Les forces de gauche du spectre politique ont vu dans la résurgence keynésienne une fenêtre d’opportunité. Ils ont envisagé un Green New Deal (GND) comme un effort coordonné pour traiter les multiples facettes de la crise: la crise sociale et économique, la crise climatique, la crise de la démocratie et la crise de la reproduction sociale. Partant du principe que le marché capitaliste est non seulement incapable de traiter ces énormes problèmes, mais aussi du problème fondamental, et fondé également sur la reconnaissance du fait que les entreprises capitalistes privées à but lucratif évitent la recherche et le développement à forte intensité de capital de l’énergie.
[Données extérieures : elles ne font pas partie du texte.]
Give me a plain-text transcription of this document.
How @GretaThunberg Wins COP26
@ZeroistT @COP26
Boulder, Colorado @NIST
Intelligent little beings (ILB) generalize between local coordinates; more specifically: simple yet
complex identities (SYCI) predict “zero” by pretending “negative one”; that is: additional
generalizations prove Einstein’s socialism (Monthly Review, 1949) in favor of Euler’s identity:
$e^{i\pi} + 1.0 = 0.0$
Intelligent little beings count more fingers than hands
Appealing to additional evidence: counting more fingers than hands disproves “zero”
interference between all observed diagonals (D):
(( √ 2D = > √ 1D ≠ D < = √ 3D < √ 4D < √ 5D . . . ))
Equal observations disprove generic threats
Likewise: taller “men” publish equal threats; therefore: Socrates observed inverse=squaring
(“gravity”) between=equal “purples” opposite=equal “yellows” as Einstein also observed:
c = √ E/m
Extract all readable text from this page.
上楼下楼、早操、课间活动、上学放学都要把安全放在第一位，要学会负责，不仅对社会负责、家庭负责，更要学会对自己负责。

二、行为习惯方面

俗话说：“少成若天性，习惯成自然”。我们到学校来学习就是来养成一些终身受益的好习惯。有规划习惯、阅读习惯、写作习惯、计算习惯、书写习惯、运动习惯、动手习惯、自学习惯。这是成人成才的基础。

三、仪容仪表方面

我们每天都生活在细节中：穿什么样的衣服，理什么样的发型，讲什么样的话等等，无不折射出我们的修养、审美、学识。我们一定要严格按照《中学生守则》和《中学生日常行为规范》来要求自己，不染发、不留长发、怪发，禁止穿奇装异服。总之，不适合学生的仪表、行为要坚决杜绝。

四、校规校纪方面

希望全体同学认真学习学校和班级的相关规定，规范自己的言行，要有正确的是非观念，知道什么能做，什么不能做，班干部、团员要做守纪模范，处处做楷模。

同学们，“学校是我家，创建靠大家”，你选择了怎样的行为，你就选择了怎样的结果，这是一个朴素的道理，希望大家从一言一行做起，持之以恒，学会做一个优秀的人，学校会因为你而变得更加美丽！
Des technologies vertes efficaces, mais qui échappent à la réglementation écologique par la tricherie et la prise en compte du risque de se faire prendre (comme l’a montré le scandale allemand du diesel), la «résurgence keynésienne» est venue avec une promesse. Les vastes programmes de relance auraient pu s’attaquer à la crise multiple à tous les niveaux par le biais d’un programme de réforme sociale complet et radical et réunir ainsi les revendications traditionnelles du mouvement ouvrier, des mouvements écologistes et écologistes, du mouvement féministe, etc. la nécessité de renflouer et de nationaliser (temporairement) l’industrie financière et automobile a donc permis la mise en place de stratégies de reconversion industrielle et de planification économique verte; dans le même temps, les vastes programmes de relance ont permis la mise en place de politiques industrielles lourdes conduites par les États, susceptibles de relancer des technologies vertes innovantes et donc, comme le souhaitaient les keynésiens traditionnels, de relancer l’économie stagnante et de la financiariser dans la mesure où il ne serait plus nécessaire d’investir un excédent de capital spéculativement sur les marchés financiers,

Le nouvel interventionnisme étatique déclenché par la crise financière mondiale n’a toutefois pas entraîné de virage vers un «capitalisme vert» au moyen d’un Green New Deal. Au lieu de cela, les mesures de lutte contre les incendies ad hoc de 2008 et 2009 ont cédé la place à un virage d’austérité mondial, transférant les coûts de la crise et sa manifestation régionale sous forme de crise de la zone euro sur la classe ouvrière. Les banques et les sociétés automobiles ont été sauvées et sauvées, et la dette publique qui en a résulté a été invoquée afin de réduire les dépenses publiques consacrées aux soins de santé, à l’éducation, aux retraites et aux salaires de la fonction publique. De plus, une nouvelle course vers le bas a commencé sous le nom de «compétitivité mondiale»: les efforts visant à attirer les investissements de capitaux globalement mobiles ont conduit les différents États-nations et leurs gouvernements de centre droit et souvent d’extrême droite à déployer le tapis pour le capital. La plupart des gouvernements de centre-droit et souvent d’extrême droite ont réduit ou sont en train de réduire les taux d’imposition des sociétés et des impôts les plus élevés (États-Unis, Grande-Bretagne, France, Italie, Espagne, Autriche, Hongrie, etc.), ont réduit ou empêché les droits de négociation collective des travailleurs, déréglementé les marchés du travail pour le compte du capital (France, Autriche, Hongrie, etc.), permettent l’accumulation de capital dans les réserves naturelles (Trump aux États-Unis, Bolsonaro au Brésil, etc.), en privatisant les avoirs publics et / ou en ouvrant d’autres secteurs de l’économie auparavant dépréciés aux sociétés à but lucratif. Le nouvel interventionnisme étatique a donc soutenu et approfondi le capitalisme du marché financier mondial; par exemple, également au nom de la «compétitivité mondiale», La nationalisation partielle de l’industrie automobile aux États-Unis par Barack Obama a entraîné une réduction de moitié de tous les salaires des nouveaux employés par l’État. Le «néolibéralisme» ne concernait donc clairement pas l’État minimal, mais son utilisation par la crise pour imposer des mesures pro-capitalistes.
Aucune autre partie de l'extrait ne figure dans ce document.